New issues of sukuk so far this year total $85.9 billion through 456 deals globally, up from $74.9 billion through 558 deals a year earlier, according to data from Zawya, a Thomson Reuters company.
Those volumes remain small compared to conventional finance, but are now big enough to make it worthwhile for Western borrowers to get in on the act.
Governments in non-Muslim countries are also starting to issue sukuk; in June, Britain became the first Western government to do so, while Hong Kong, South Africa and Luxembourg all plan sales this year.
For some investors, Goldman is a symbol of Western banking, and its first attempt to enter the sukuk market - a $2 billion issuance programme registered with the Irish Stock Exchange three years ago - was dogged by suspicions that it might exploit Islamic finance.
Some analysts suggested Goldman might use the proceeds of the issue to lend money to clients for interest, or that the issue might not trade at par value, which could also contravene sharia principles.
Although Goldman insisted that these concerns were unfounded and Islamic scholars had given its 2011 plan adequate certification, it never went ahead with the issue.
This time, the U.S. bank appears to be taking pains to avoid controversy. The document from lead arrangers said it would use a wakala structure for its sukuk, instead of the murabaha structure planned in 2011.
Murabaha is a cost-plus sale arrangement which is commonly used in some parts of the Islamic world but has been criticised by some scholars for being too close to conventional financial engineering.
Goldman's latest plan may indicate that wakala, in which one party manages assets on behalf of another, is becoming the structure of choice for big global banks. The HSBC issue in 2011 was wakala, and Societe Generale and Bank of Tokyo-Mitsubishi UFJ have both chosen that structure for their plans.
Sales of Islamic financial instruments are checked for religious permissibility by sharia scholars engaged by the issuer. Goldman sought advice for its latest plan from three prominent scholars: Abdul Sattar Abu Ghuddah, Mohammed Elgari and Sheikh Nizam Yaquby, the source familiar with the plan said.
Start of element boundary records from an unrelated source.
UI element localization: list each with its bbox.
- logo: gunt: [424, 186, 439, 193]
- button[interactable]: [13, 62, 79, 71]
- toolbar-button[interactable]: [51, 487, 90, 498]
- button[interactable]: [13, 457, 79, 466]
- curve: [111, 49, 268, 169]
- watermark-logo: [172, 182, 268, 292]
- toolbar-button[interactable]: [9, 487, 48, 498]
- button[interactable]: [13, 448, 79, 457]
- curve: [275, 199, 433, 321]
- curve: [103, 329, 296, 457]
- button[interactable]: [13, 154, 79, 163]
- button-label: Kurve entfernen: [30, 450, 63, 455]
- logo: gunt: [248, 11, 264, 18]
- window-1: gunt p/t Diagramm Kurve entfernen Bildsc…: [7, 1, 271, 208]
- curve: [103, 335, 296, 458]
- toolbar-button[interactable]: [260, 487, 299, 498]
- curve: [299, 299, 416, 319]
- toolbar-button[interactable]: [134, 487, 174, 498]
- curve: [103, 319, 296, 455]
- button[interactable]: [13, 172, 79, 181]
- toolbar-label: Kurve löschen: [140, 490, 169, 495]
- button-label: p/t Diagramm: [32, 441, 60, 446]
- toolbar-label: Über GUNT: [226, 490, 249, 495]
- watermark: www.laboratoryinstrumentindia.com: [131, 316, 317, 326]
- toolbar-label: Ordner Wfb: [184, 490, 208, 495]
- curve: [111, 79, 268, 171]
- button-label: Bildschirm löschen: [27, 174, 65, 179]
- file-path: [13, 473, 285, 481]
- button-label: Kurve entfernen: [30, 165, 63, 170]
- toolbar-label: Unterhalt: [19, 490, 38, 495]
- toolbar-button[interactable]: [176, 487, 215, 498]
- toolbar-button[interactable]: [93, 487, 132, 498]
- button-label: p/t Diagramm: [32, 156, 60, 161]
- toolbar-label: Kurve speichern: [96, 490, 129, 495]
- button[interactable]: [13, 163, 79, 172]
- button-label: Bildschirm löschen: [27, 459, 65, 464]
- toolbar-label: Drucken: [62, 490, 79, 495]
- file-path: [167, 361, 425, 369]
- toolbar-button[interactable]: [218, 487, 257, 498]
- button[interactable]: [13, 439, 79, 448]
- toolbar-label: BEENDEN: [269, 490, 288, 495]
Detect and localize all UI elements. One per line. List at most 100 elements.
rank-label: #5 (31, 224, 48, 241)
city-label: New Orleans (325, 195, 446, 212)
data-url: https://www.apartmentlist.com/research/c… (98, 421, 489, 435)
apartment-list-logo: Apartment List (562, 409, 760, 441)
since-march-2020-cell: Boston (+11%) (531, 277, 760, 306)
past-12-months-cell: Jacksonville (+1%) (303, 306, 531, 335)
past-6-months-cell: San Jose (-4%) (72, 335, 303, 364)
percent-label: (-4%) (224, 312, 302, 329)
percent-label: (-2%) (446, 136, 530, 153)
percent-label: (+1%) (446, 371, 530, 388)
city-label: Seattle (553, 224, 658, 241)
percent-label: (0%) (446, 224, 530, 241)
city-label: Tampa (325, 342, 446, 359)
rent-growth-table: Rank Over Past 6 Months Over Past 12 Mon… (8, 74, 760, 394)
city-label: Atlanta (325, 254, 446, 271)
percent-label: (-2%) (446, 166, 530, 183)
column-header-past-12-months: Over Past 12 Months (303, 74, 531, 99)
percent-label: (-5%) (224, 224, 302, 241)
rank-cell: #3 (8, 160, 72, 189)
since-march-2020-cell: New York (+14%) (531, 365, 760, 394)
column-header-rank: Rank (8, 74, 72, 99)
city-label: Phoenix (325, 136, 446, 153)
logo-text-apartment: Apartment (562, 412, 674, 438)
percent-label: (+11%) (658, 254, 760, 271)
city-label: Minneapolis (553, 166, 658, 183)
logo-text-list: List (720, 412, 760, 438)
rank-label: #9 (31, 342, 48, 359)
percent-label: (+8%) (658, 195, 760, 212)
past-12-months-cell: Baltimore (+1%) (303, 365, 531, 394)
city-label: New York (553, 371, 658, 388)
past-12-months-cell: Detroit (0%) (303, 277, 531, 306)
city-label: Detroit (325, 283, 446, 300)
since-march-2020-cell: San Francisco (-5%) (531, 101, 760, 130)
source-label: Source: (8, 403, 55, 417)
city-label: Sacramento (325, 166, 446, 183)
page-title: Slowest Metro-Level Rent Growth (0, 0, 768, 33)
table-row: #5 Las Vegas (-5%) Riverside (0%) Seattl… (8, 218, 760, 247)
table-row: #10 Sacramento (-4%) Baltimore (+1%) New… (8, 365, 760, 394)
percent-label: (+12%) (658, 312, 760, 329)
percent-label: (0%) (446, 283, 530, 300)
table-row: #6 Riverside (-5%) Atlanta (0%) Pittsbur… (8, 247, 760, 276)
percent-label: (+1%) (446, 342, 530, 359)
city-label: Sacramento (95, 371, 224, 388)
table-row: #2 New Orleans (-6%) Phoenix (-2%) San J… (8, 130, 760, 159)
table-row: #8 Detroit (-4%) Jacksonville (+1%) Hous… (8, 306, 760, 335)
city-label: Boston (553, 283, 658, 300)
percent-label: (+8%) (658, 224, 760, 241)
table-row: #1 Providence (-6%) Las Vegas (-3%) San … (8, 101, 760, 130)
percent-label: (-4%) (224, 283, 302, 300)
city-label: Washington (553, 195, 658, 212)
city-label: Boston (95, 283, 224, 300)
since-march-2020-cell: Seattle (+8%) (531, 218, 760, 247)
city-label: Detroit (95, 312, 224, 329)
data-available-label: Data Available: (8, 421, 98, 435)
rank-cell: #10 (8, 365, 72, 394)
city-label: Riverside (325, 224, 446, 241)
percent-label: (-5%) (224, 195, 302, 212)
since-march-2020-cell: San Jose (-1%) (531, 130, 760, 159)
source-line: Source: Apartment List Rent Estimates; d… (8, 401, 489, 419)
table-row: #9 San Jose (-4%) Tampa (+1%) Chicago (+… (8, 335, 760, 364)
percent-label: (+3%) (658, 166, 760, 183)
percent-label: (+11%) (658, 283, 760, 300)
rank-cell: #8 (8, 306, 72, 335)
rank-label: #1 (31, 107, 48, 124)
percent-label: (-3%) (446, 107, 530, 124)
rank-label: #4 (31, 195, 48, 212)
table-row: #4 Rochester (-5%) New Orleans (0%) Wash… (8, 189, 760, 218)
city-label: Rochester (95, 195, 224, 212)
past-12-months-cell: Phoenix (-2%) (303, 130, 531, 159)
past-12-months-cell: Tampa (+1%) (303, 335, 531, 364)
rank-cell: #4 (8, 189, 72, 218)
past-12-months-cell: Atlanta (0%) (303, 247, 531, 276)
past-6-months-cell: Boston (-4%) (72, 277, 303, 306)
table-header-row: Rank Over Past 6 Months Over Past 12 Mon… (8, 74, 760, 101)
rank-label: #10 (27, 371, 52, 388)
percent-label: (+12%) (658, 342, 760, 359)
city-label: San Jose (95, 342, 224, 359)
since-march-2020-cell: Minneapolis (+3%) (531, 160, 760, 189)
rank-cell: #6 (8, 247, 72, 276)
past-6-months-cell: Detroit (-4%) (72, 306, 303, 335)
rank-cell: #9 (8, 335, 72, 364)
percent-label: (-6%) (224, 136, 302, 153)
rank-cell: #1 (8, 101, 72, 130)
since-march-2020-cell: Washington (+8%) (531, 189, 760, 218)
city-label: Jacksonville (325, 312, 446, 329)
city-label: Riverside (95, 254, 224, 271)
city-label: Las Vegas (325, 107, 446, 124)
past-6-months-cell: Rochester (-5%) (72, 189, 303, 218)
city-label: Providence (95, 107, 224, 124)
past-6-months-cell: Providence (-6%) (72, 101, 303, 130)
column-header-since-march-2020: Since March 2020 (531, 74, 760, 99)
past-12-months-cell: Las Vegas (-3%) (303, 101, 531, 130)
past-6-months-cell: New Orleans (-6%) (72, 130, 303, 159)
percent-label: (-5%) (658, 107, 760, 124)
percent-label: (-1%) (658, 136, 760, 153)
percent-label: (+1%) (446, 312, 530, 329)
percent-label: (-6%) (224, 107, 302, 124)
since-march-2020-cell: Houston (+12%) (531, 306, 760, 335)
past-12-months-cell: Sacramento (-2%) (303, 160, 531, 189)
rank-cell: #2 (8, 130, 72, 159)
"Goldman wanted to do something accepted by the market and has worked very hard on the structure with their sharia board and advisers, and also sought endorsements from the sharia boards of the joint lead managers, besides other experts," the source said.
Goldman chose itself, Abu Dhabi Islamic Bank, Emirates NBD, National Bank of Abu Dhabi and the investment banking arm of Saudi Arabia's National Commercial Bank to arrange the investor meetings, the document from lead managers said.
Initial indications are that Goldman's new plan may be received positively by the market. The involvement of top Western banks could help to develop Islamic finance by expanding its investor base and the pool of expert bankers involved in it.
"It has always been my view that it's good for them to make a comeback. This is a market that welcomes all kinds of issuers," Daud Bakar, chairman of the sharia advisory council under Malaysia's central bank, told Reuters.
"They need to make sure there is full disclosure on what the underlying project is. Also they need to consult with sharia scholars."
Mohamad Akram Ladlin, executive director at the International Shari’ah Research Academy for Islamic Finance, said: "As with any issuance it is encouraged if the purpose of it is for good: to develop infrastructure, to enhance Islamic finance, for example.
"The earlier controversy was with their background, their image in the industry. There were also issues with the structure of the sukuk. If they can overcome these, why not?"
The sukuk would be issued through a vehicle called JANY Sukuk Co and be guaranteed by Goldman Sachs. The issue is expected to be rated A-minus by Standard & Poor's and A by Fitch Ratings, identical to the ratings of the investment bank, the document added.
The issue would be listed on the Luxembourg Stock Exchange; trading wakala sukuk is less controversial than trading murabaha instruments, many scholars believe.